The Coen Brothers have done it again. The makers of The Big Lebowski, Burn After Reading, A Serious Man and other fantastic films, have now put out this Netflix Original about the Old West. But breaking from their normal style, this is an anthology film, telling six different stories within its two-hour runtime.

Netflix original movies do not have the best track record. That is partially due to them having a contract with Adam Sandler, meaning he dumps his awful movies onto the platform, but it isn’t just him. There have also been countless movies, like Mute, The Cloverfield Paradox, Bright, and Open House, all of which are terrible and only the tip of the iceberg. But there are a handful of really good movies, like Okja, and Mudbound. But The Ballad of Buster Scruggs steps it up a notch.

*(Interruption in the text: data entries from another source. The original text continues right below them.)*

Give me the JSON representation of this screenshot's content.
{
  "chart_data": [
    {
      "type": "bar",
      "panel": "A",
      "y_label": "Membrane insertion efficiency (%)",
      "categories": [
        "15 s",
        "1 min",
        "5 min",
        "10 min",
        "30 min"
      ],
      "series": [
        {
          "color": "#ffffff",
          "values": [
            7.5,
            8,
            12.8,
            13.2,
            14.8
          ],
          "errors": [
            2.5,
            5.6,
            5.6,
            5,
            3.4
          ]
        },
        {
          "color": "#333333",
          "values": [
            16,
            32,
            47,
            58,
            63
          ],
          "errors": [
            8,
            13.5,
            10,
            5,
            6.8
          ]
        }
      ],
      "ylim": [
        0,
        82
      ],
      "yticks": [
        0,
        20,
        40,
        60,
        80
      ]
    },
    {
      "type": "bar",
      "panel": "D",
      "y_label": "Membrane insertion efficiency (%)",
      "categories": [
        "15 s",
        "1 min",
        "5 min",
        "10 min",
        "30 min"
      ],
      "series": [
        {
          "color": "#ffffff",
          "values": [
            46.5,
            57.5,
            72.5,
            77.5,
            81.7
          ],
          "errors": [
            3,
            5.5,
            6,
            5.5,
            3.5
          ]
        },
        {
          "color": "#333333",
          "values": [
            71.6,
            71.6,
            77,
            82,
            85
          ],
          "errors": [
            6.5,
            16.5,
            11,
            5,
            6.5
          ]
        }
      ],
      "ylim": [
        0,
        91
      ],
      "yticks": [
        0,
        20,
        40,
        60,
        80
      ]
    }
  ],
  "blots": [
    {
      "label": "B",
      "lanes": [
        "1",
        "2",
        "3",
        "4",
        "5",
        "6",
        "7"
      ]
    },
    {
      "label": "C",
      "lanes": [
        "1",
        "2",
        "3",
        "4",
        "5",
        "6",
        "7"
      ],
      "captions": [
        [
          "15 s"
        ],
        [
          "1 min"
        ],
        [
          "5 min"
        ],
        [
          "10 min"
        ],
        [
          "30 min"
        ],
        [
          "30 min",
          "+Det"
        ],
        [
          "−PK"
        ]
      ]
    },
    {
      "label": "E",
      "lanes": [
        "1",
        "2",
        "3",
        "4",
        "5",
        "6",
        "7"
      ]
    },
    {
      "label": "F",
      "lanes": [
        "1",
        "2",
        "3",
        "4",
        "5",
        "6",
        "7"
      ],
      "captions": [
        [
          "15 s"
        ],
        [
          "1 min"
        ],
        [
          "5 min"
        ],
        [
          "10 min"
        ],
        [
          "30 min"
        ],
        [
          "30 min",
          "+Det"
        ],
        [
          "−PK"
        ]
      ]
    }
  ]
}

This sometimes wacky, often grim, and thought-provoking piece is amongst the best movies of the year. It feels like all the different Coen Brothers styles they have tried throughout the years wrapped into one movie. It has one chapter that is wacky and stylish like Hail Caesar, one chapter that is slow moving and bleak like A Serious Man. It has their typical dark humor. Some may complain about tonal whiplash because each of the chapters do offer a very different tone. I don’t really mind it, in fact, I appreciate that it offers different tones so that each story truly feels like its own thing.

The directing and camera work is top notch, and the production is fantastic for a Netflix movie. I love most of the set design at work here. The acting is also very good. And of course, since it is a Coen Brothers movie, it has top-notch writing and dialogue.

I do not want to spoil anything, but I will say there are some chapters I liked more than others. If I had to rank them, I would say the first segment, called The Ballad of Buster Scruggs, is my favorite. It is great wacky fun and has the most interesting character in the movie. All Gold Canyon is my second favorite. It mostly focuses on one person, but it is perfectly paced and has a satisfying payoff. Meal Ticket is 3rd, it is slow building, but also unnerving as hell, which I love. Then Near Algodones, which probably has the simplest story of the movie, but it is funny and ripe with irony. The final two chapters though, The Gal Who Got Rattled and The Mortal Remains both have their strong points, but both also have pacing issues. The Gal who Got Rattled drags on for too long, and Mortal Remains is too short and needs to be explored more. Both are still good, in fact, Mortal Remains would have been my favorite if it was just a little longer, but the pacing issues put them a little below the other four.

The fact it is from Netflix, and an Anthology, probably hurt its chances at the Oscars, but I definitely think it is deserving of some nominations. I really enjoyed it, more than any other movie I have watched this year so far. Some of it does get very dark and bleak, but if you enjoy the Coen Brothers, you should love this.